Le SonntagsBlick a pu consulter les actes d’accusation. Les deux chefs du groupe, Manuel Corchia et Tobias Lingg, devraient être particulièrement touchés. Tous deux ont fait de la «Junge Tat» une organisation disposant d’un réseau international et se sont ainsi retrouvés à maintes reprises en conflit avec la loi.
Les chefs du groupe vont-ils finir en prison?

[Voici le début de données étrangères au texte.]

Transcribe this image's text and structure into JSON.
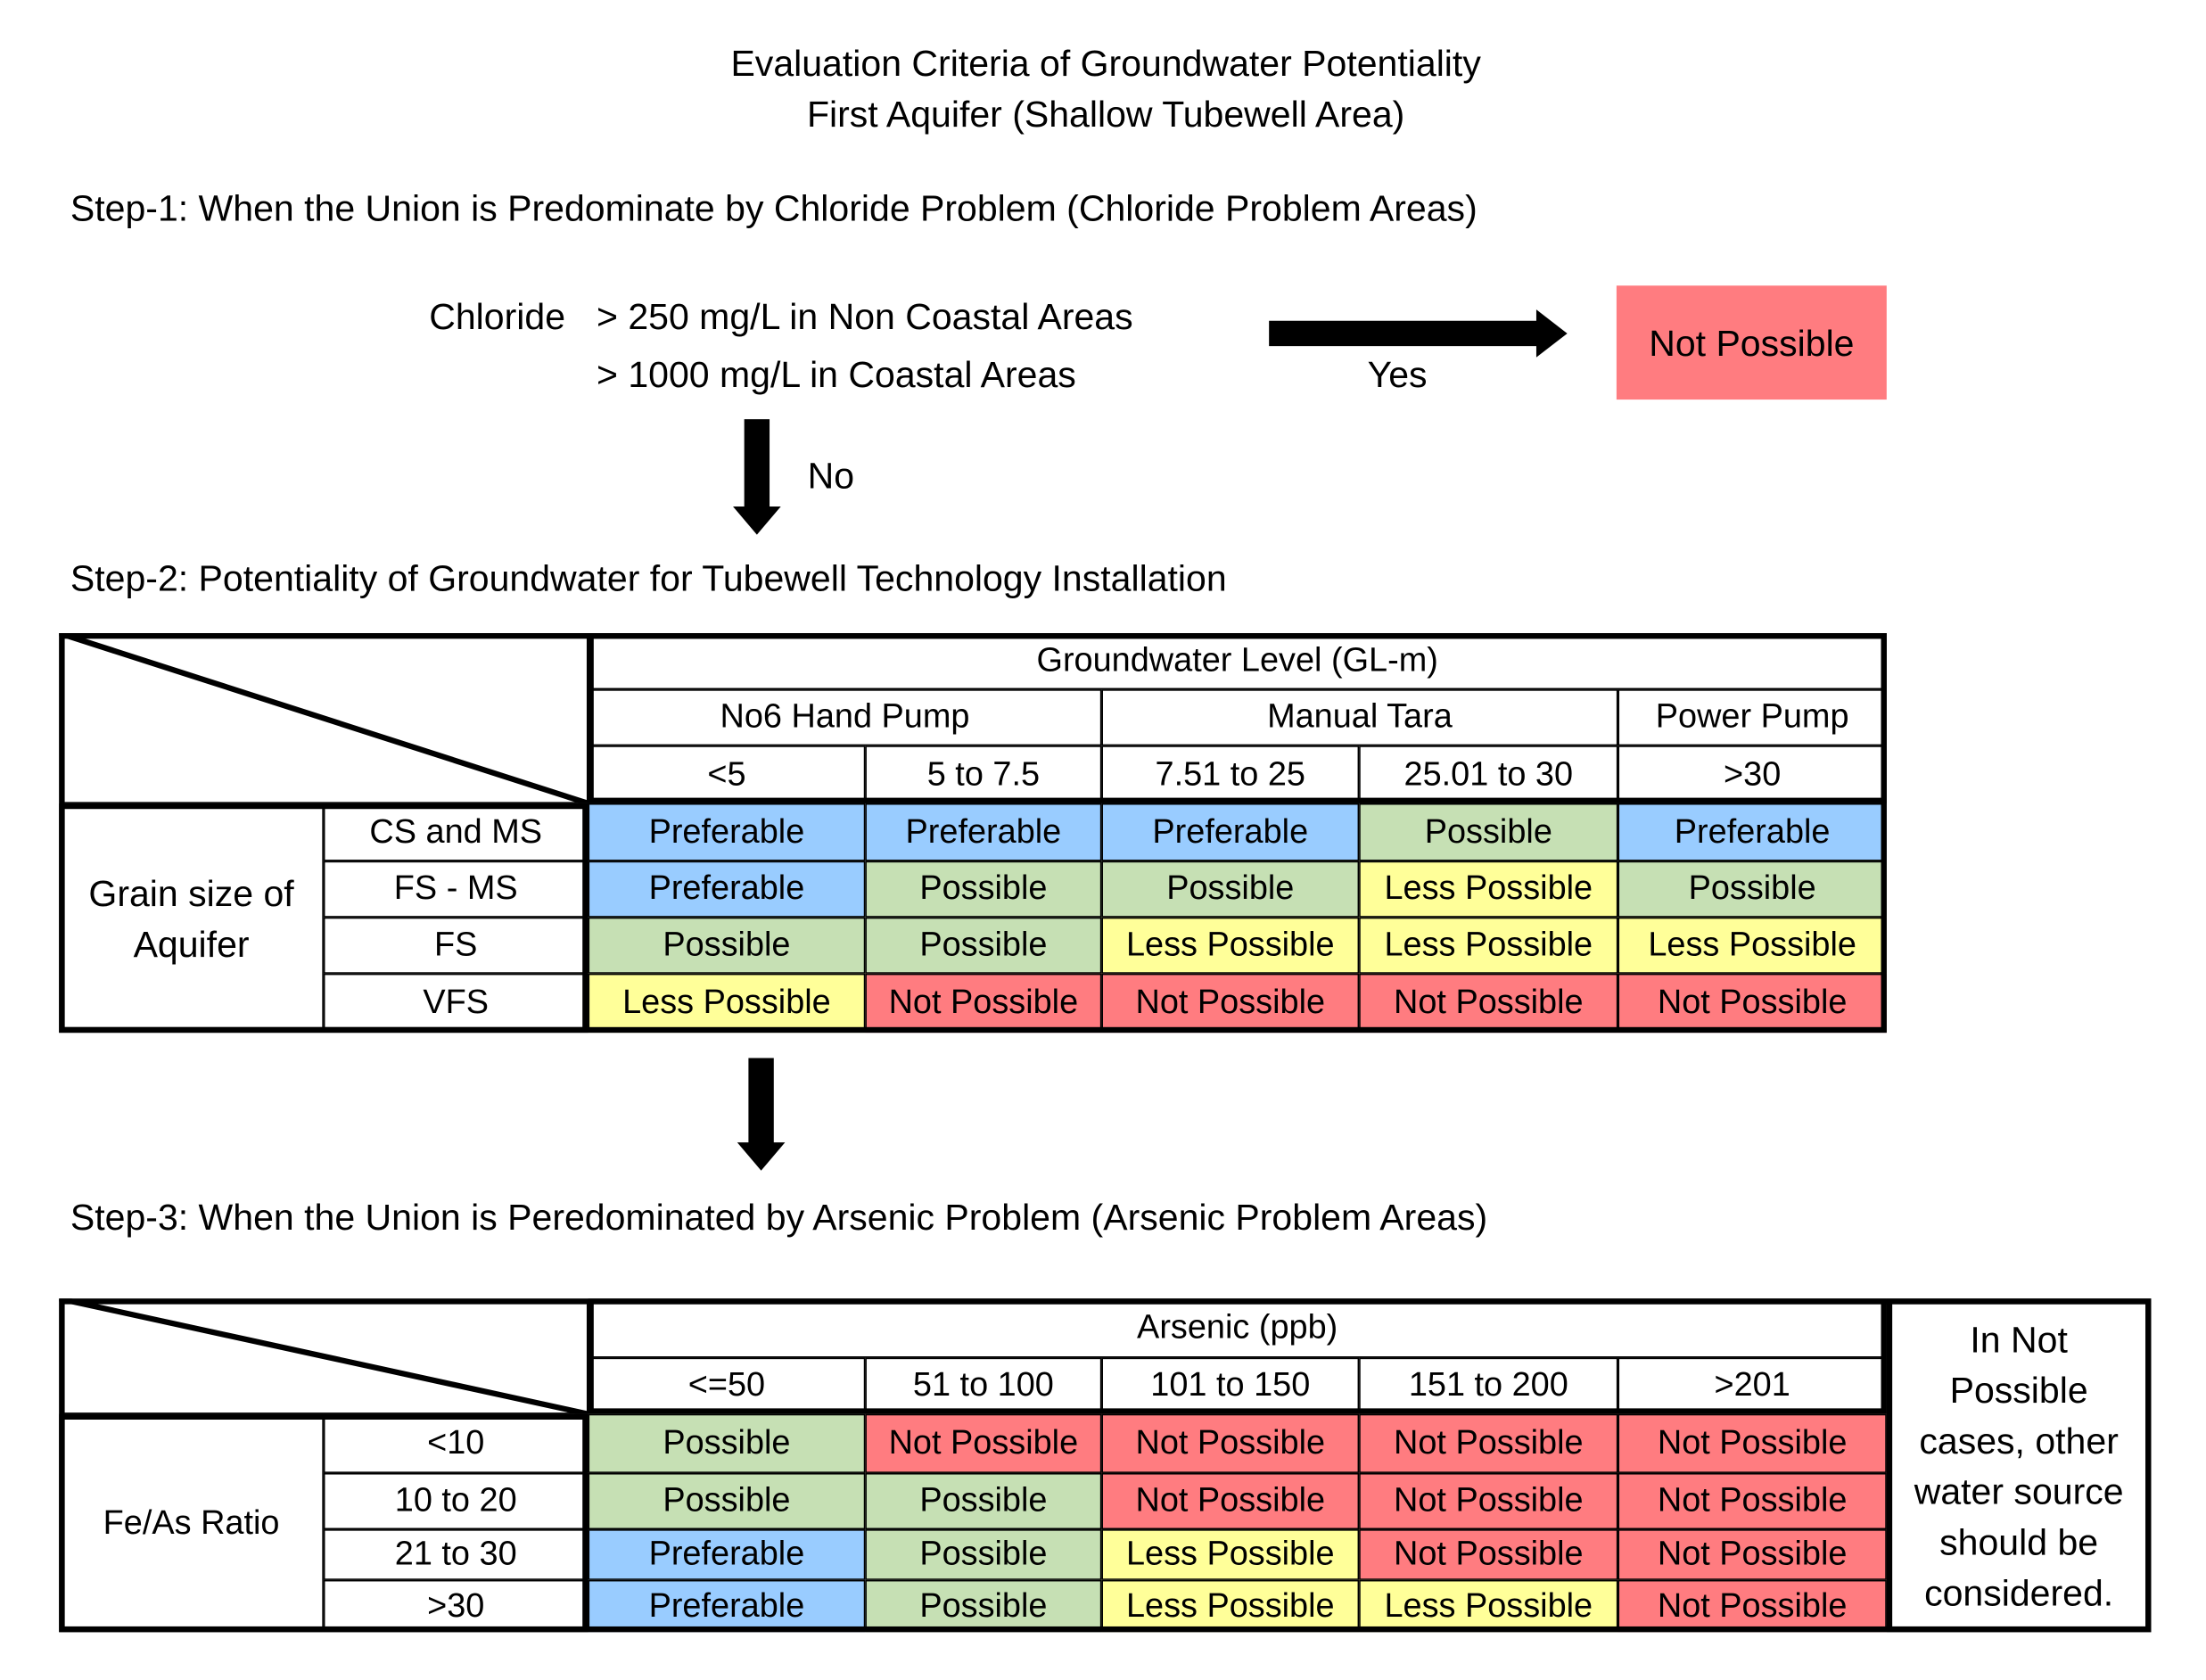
{
  "title": {
    "line1": "Evaluation Criteria of Groundwater Potentiality",
    "line2": "First Aquifer (Shallow Tubewell Area)"
  },
  "colors": {
    "Preferable": "#99ccff",
    "Possible": "#c6e0b4",
    "Less Possible": "#ffff99",
    "Not Possible": "#ff7c80"
  },
  "step1": {
    "heading": "Step-1: When the Union is Predominate by Chloride Problem (Chloride Problem Areas)",
    "label": "Chloride",
    "cond1": "> 250 mg/L in Non Coastal Areas",
    "cond2": "> 1000 mg/L in Coastal Areas",
    "yes": "Yes",
    "no": "No",
    "result": "Not Possible",
    "arrow_icons": [
      "arrow-right-icon",
      "arrow-down-icon"
    ]
  },
  "step2": {
    "heading": "Step-2: Potentiality of Groundwater for Tubewell Technology Installation",
    "header": "Groundwater Level (GL-m)",
    "groups": [
      "No6 Hand Pump",
      "Manual Tara",
      "Power Pump"
    ],
    "columns": [
      "<5",
      "5 to 7.5",
      "7.51 to 25",
      "25.01 to 30",
      ">30"
    ],
    "row_group": "Grain size of Aquifer",
    "rows": [
      {
        "label": "CS and MS",
        "cells": [
          "Preferable",
          "Preferable",
          "Preferable",
          "Possible",
          "Preferable"
        ]
      },
      {
        "label": "FS - MS",
        "cells": [
          "Preferable",
          "Possible",
          "Possible",
          "Less Possible",
          "Possible"
        ]
      },
      {
        "label": "FS",
        "cells": [
          "Possible",
          "Possible",
          "Less Possible",
          "Less Possible",
          "Less Possible"
        ]
      },
      {
        "label": "VFS",
        "cells": [
          "Less Possible",
          "Not Possible",
          "Not Possible",
          "Not Possible",
          "Not Possible"
        ]
      }
    ]
  },
  "step3": {
    "heading": "Step-3: When the Union is Peredominated by Arsenic Problem (Arsenic Problem Areas)",
    "header": "Arsenic (ppb)",
    "columns": [
      "<=50",
      "51 to 100",
      "101 to 150",
      "151 to 200",
      ">201"
    ],
    "row_group": "Fe/As Ratio",
    "note": "In Not Possible cases, other water source should be considered.",
    "rows": [
      {
        "label": "<10",
        "cells": [
          "Possible",
          "Not Possible",
          "Not Possible",
          "Not Possible",
          "Not Possible"
        ]
      },
      {
        "label": "10 to 20",
        "cells": [
          "Possible",
          "Possible",
          "Not Possible",
          "Not Possible",
          "Not Possible"
        ]
      },
      {
        "label": "21 to 30",
        "cells": [
          "Preferable",
          "Possible",
          "Less Possible",
          "Not Possible",
          "Not Possible"
        ]
      },
      {
        "label": ">30",
        "cells": [
          "Preferable",
          "Possible",
          "Less Possible",
          "Less Possible",
          "Not Possible"
        ]
      }
    ]
  }
}
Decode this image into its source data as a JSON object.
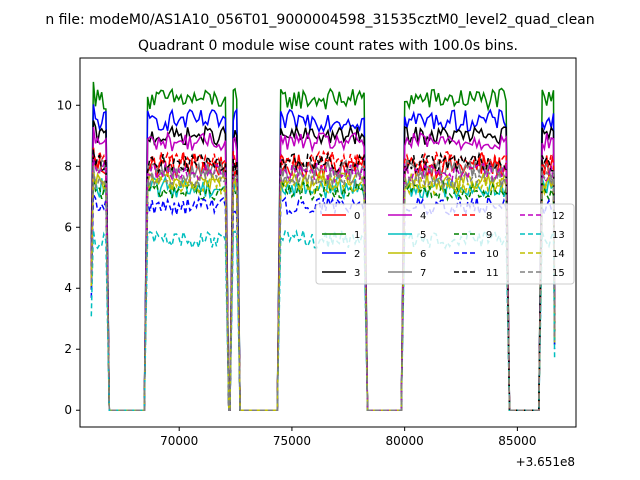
{
  "chart_data": {
    "type": "line",
    "suptitle": "n file: modeM0/AS1A10_056T01_9000004598_31535cztM0_level2_quad_clean",
    "title": "Quadrant 0 module wise count rates with 100.0s bins.",
    "xlabel": "",
    "ylabel": "",
    "x_offset_label": "+3.651e8",
    "xlim": [
      65600,
      87600
    ],
    "ylim": [
      -0.55,
      11.55
    ],
    "x_ticks": [
      70000,
      75000,
      80000,
      85000
    ],
    "x_tick_labels": [
      "70000",
      "75000",
      "80000",
      "85000"
    ],
    "y_ticks": [
      0,
      2,
      4,
      6,
      8,
      10
    ],
    "y_tick_labels": [
      "0",
      "2",
      "4",
      "6",
      "8",
      "10"
    ],
    "grid": false,
    "legend_position": "center-right",
    "legend_columns": 4,
    "segments": [
      {
        "start": 66100,
        "end": 66750
      },
      {
        "start": 68600,
        "end": 72050
      },
      {
        "start": 72400,
        "end": 72550
      },
      {
        "start": 74500,
        "end": 78200
      },
      {
        "start": 80000,
        "end": 84500
      },
      {
        "start": 86100,
        "end": 86600
      }
    ],
    "series": [
      {
        "name": "0",
        "level": 8.0,
        "noise": 0.4,
        "style": "solid",
        "color": "#ff0000"
      },
      {
        "name": "1",
        "level": 10.2,
        "noise": 0.35,
        "style": "solid",
        "color": "#008000"
      },
      {
        "name": "2",
        "level": 9.5,
        "noise": 0.35,
        "style": "solid",
        "color": "#0000ff"
      },
      {
        "name": "3",
        "level": 9.0,
        "noise": 0.3,
        "style": "solid",
        "color": "#000000"
      },
      {
        "name": "4",
        "level": 8.8,
        "noise": 0.3,
        "style": "solid",
        "color": "#bf00bf"
      },
      {
        "name": "5",
        "level": 7.3,
        "noise": 0.35,
        "style": "solid",
        "color": "#00bfbf"
      },
      {
        "name": "6",
        "level": 7.5,
        "noise": 0.3,
        "style": "solid",
        "color": "#bfbf00"
      },
      {
        "name": "7",
        "level": 7.9,
        "noise": 0.3,
        "style": "solid",
        "color": "#808080"
      },
      {
        "name": "8",
        "level": 8.2,
        "noise": 0.3,
        "style": "dashed",
        "color": "#ff0000"
      },
      {
        "name": "9",
        "level": 7.2,
        "noise": 0.3,
        "style": "dashed",
        "color": "#008000"
      },
      {
        "name": "10",
        "level": 6.7,
        "noise": 0.3,
        "style": "dashed",
        "color": "#0000ff"
      },
      {
        "name": "11",
        "level": 8.1,
        "noise": 0.3,
        "style": "dashed",
        "color": "#000000"
      },
      {
        "name": "12",
        "level": 7.8,
        "noise": 0.3,
        "style": "dashed",
        "color": "#bf00bf"
      },
      {
        "name": "13",
        "level": 5.6,
        "noise": 0.3,
        "style": "dashed",
        "color": "#00bfbf"
      },
      {
        "name": "14",
        "level": 7.4,
        "noise": 0.3,
        "style": "dashed",
        "color": "#bfbf00"
      },
      {
        "name": "15",
        "level": 7.6,
        "noise": 0.3,
        "style": "dashed",
        "color": "#808080"
      }
    ]
  }
}
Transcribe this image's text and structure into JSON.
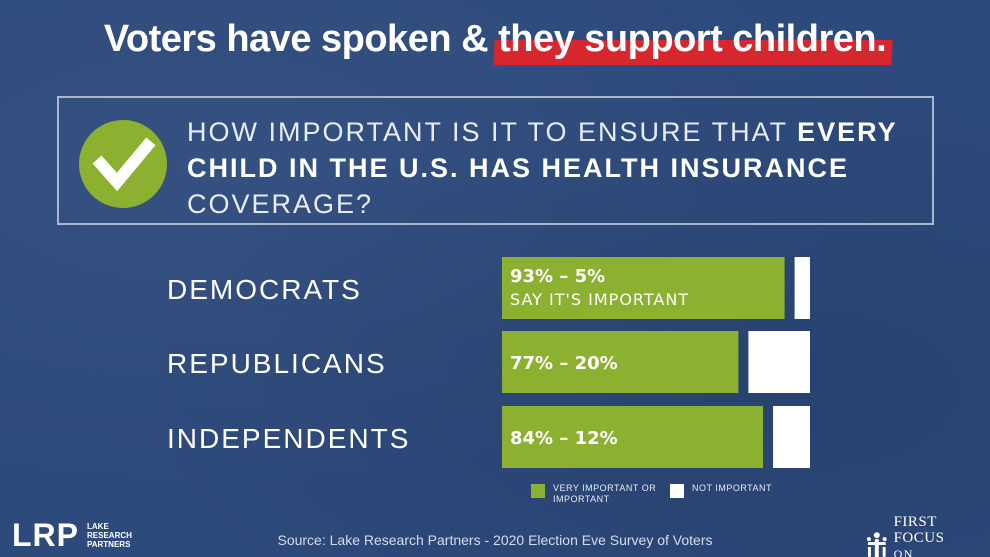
{
  "headline": {
    "part1": "Voters have spoken & ",
    "part2": "they support children."
  },
  "question": {
    "line_a": "How important is it to ensure that ",
    "line_b": "every child in the U.S. has health insurance",
    "line_c": " coverage?"
  },
  "chart_data": {
    "type": "bar",
    "orientation": "horizontal",
    "stacked": false,
    "categories": [
      "DEMOCRATS",
      "REPUBLICANS",
      "INDEPENDENTS"
    ],
    "series": [
      {
        "name": "VERY IMPORTANT OR IMPORTANT",
        "values": [
          93,
          77,
          84
        ]
      },
      {
        "name": "NOT IMPORTANT",
        "values": [
          5,
          20,
          12
        ]
      }
    ],
    "data_labels": [
      "93% – 5%",
      "77% – 20%",
      "84% – 12%"
    ],
    "sub_label": "SAY IT'S IMPORTANT",
    "xlim": [
      0,
      100
    ]
  },
  "colors": {
    "important": "#8cb02f",
    "not_important": "#ffffff"
  },
  "legend": {
    "important": "VERY IMPORTANT OR IMPORTANT",
    "not_important": "NOT IMPORTANT"
  },
  "source": "Source: Lake Research Partners - 2020 Election Eve Survey of Voters",
  "logos": {
    "lrp_mark": "LRP",
    "lrp_words": [
      "LAKE",
      "RESEARCH",
      "PARTNERS"
    ],
    "ffc_line1": "First Focus",
    "ffc_line2": "on Children"
  }
}
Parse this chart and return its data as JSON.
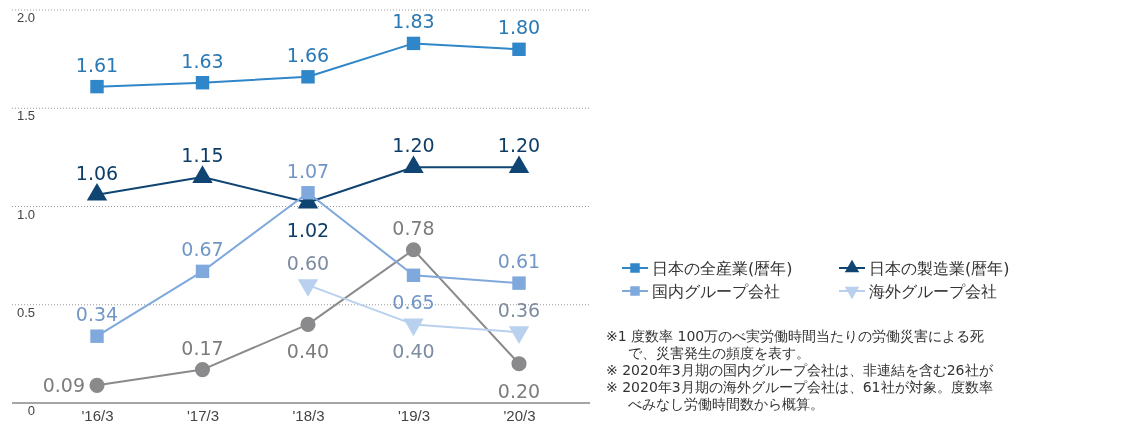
{
  "chart_data": {
    "type": "line",
    "categories": [
      "'16/3",
      "'17/3",
      "'18/3",
      "'19/3",
      "'20/3"
    ],
    "series": [
      {
        "name": "日本の全産業(暦年)",
        "color": "#2f86c8",
        "marker": "square",
        "values": [
          1.61,
          1.63,
          1.66,
          1.83,
          1.8
        ],
        "value_labels": [
          "1.61",
          "1.63",
          "1.66",
          "1.83",
          "1.80"
        ]
      },
      {
        "name": "日本の製造業(暦年)",
        "color": "#0f4473",
        "marker": "triangle",
        "values": [
          1.06,
          1.15,
          1.02,
          1.2,
          1.2
        ],
        "value_labels": [
          "1.06",
          "1.15",
          "1.02",
          "1.20",
          "1.20"
        ]
      },
      {
        "color": "#8a8a8c",
        "marker": "circle",
        "values": [
          0.09,
          0.17,
          0.4,
          0.78,
          0.2
        ],
        "value_labels": [
          "0.09",
          "0.17",
          "0.40",
          "0.78",
          "0.20"
        ]
      },
      {
        "name": "国内グループ会社",
        "color": "#7fa8dc",
        "marker": "square",
        "values": [
          0.34,
          0.67,
          1.07,
          0.65,
          0.61
        ],
        "value_labels": [
          "0.34",
          "0.67",
          "1.07",
          "0.65",
          "0.61"
        ]
      },
      {
        "name": "海外グループ会社",
        "color": "#b9d0ee",
        "marker": "triangle-down",
        "values": [
          null,
          null,
          0.6,
          0.4,
          0.36
        ],
        "value_labels": [
          null,
          null,
          "0.60",
          "0.40",
          "0.36"
        ]
      }
    ],
    "ylim": [
      0,
      2.0
    ],
    "yticks": [
      0,
      {
        "value": 0.5,
        "label": "0.5"
      },
      {
        "value": 1.0,
        "label": "1.0"
      },
      {
        "value": 1.5,
        "label": "1.5"
      },
      {
        "value": 2.0,
        "label": "2.0"
      }
    ],
    "grid": "y",
    "legend": "right",
    "line_style": "solid",
    "annotations": [
      "※1 度数率 100万のべ実労働時間当たりの労働災害による死",
      "で、災害発生の頻度を表す。",
      "※ 2020年3月期の国内グループ会社は、非連結を含む26社が",
      "※ 2020年3月期の海外グループ会社は、61社が対象。度数率",
      "べみなし労働時間数から概算。"
    ]
  }
}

Le grand procès va maintenant avoir lieu. En raison de leurs actions antérieurs, les extrémistes de droite Manuel Corchia et Tobias Lingg risquent des peines d’emprisonnement de 15 mois, dont six fermes.
Il s'agit d'infractions qu'ils auraient commises, ainsi que quatre autres membres de la «Junge Tat», entre février 2022 et avril 2024: discrimination, incitation à la haine, contrainte, dégradation de biens, infractions à la loi sur les explosifs, trouble à l’ordre public, violation de domicile et autres.
Les faits
Concrètement, le parquet de Zurich reproche aux chefs de file de la «Junge Tat» d’avoir pris part, en février 2022, à des affrontements violents avec des extrémistes de gauche. En juin 2022, ils auraient fait irruption, le visage dissimulé, lors d’un office religieux organisé dans le cadre du festival Pride à Zurich. Selon les enquêteurs, ils auraient causé des dégâts s’élevant à près de 9000 francs et appelé à la discrimination à l’encontre des personnes non hétérosexuelles.
En octobre 2022, le groupe autour de Manuel Corchia et Tobias Lingg a perturbé une séance de lecture animée par des drag queens pour les enfants au Tanzhaus de Zurich. A cela s’ajoutent diverses actions de propagande illégales, comme le déploiement de banderoles depuis les toits de la gare.
La «Junge Tat» sûre de sa victoire
Des peines de prison infligées aux dirigeants de «Junge Tat» porteraient un coup dur au groupe. Manuel Corchia et Tobias Lingg en sont les forces motrices, tant en interne qu’en externe. Sans eux, le groupe risquerait d’être considérablement affaibli, du moins temporairement.
La «Junge Tat», surveillé par le Service de renseignement de la Confédération (SRC), considère le procès intenté contre lui comme une criminalisation ciblée de la part de l’Etat. Face au SonntagsBlick, les extrémistes de droite se montrent sûrs de leur victoire: «Si la liberté d’expression existe encore en Suisse, ces accusations ne déboucheront pas sur une condamnation», déclare Manuel Corchia.